I must say that I am sick and tired of being sick (nauseated) and tired. The nausea still hasn’t gone away, but I hope that this time around its just the effects of the antibiotic I’m taking for the next 3 days.

I couldn’t do much more than listen to Christian music CDs, Beth Moore videos, and pray… but it filled my days (when I wasn’t sleeping–which I did a lot.)

Thank you for your continued prayers, cards, loving messages and support for David as we have gone through this trial. God bless all of you.

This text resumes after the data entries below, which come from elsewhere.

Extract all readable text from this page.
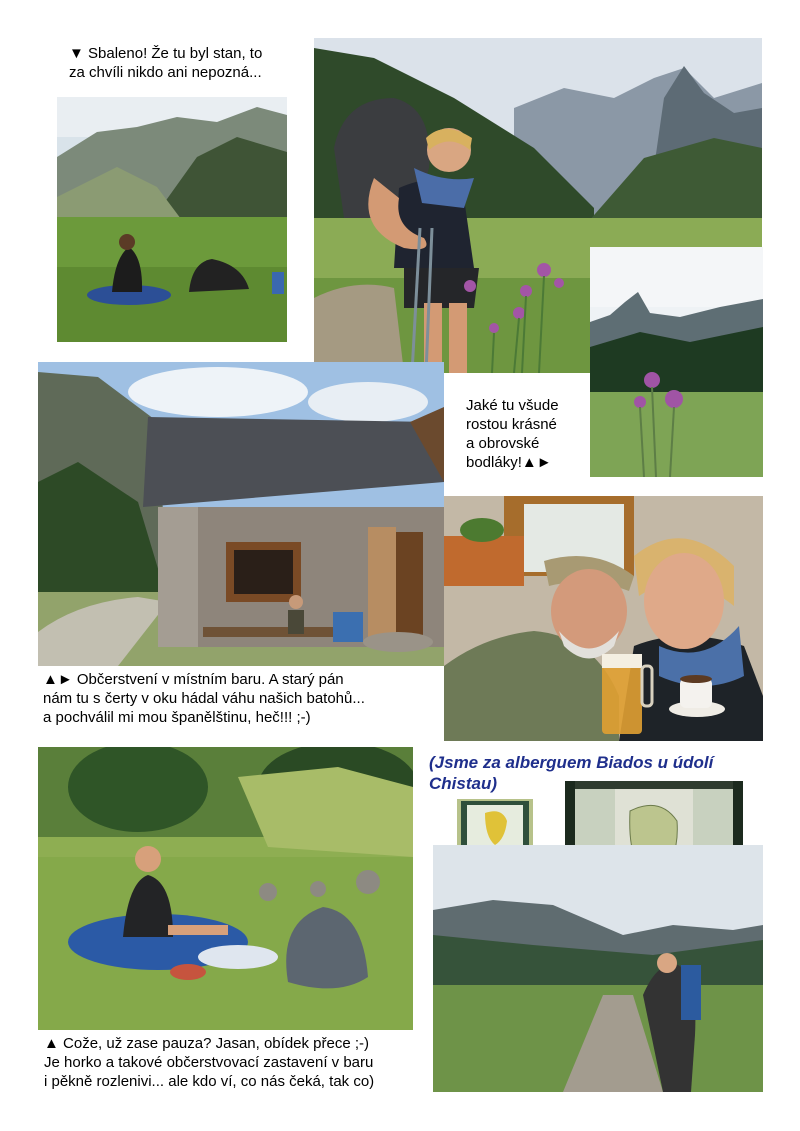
▼ Sbaleno! Že tu byl stan, to
za chvíli nikdo ani nepozná...
Jaké tu všude
rostou krásné
a obrovské
bodláky!▲►
▲► Občerstvení v místním baru. A starý pán
nám tu s čerty v oku hádal váhu našich batohů...
a pochválil mi mou španělštinu, heč!!! ;-)
(Jsme za alberguem Biados u údolí
Chistau)
▲ Cože, už zase pauza? Jasan, obídek přece ;-)
Je horko a takové občerstvovací zastavení v baru
i pěkně rozlenivi... ale kdo ví, co nás čeká, tak co)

Getting Ready for the Hospital

August 18, 2008

(Sunday evening) Tomorrow I’ll be heading to the hospital for 3 days of laying still while the radiation implant does its part. I’d been pretty optimistic about what I would be able to do those three days, but I recently learned that I will be laying at a 15% angle, so occupying myself with reading  is out… so I hope to at least watch some bible study videos and listen to some music.

These are my prayer requests for the next couple of days.

  1. That even though I will be isolated for the most part, I will still have the opportunity to be a witness of Christ’s grace to those I encounter.
  2. That this brachytherapy does its job of destroying the remaining cancer cells.
  3. That this hospitialization will be a refreshing time in God’s presence (that any discomfort I feel will not succeed in moving my eyes off my Lord and Savior.)
  4. That David would continue to be encouraged as he stands beside through all this.
  5. That my father would continue to find hope and peace in the Lord concerning my health.